Nautilus: Fishing for Deep Bugs with Grammars
Cornelius Aschermann, Tommaso Frassetto, Thorsten Holz, Patrick Jauernig, Ahmad-Reza Sadeghi, Daniel Teuchert
Network and Distributed System Security Symposium (NDSS 2019), San Diego, California, USA, February 2019
Fuzz testing is a well-known method for efficiently identifying bugs in programs. Unfortunately, when programs that require highly-structured inputs such as interpreters are fuzzed, many fuzzing methods struggle to pass the syntax checks: interpreters often process inputs in multiple stages, first syntactic and then semantic correctness is checked. Only if both checks are passed, the interpreted code gets executed. This prevents fuzzers from executing “deeper” — and hence potentially more interesting — code.
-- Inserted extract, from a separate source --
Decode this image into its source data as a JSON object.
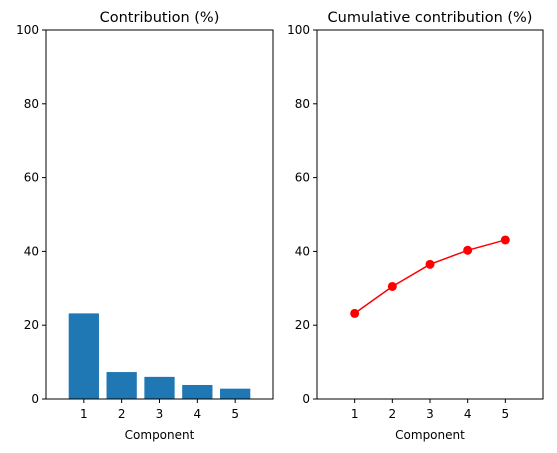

Typically, two valid inputs that lead to the execution of different features in the target program require too many mutations for simple mutation-based fuzzers to discover: making small changes like bit flips usually only leads to the execution of error paths in the parsing engine. So-called grammar fuzzers are able to pass the syntax checks by using Context Free Grammars. Feedback can significantly increase the efficiency of fuzzing engines and is commonly used in state-of-the-art mutational fuzzers which do not use grammars. Yet, current grammar fuzzers do not make use of code coverage, i.e., they do not know whether any input triggers new functionality.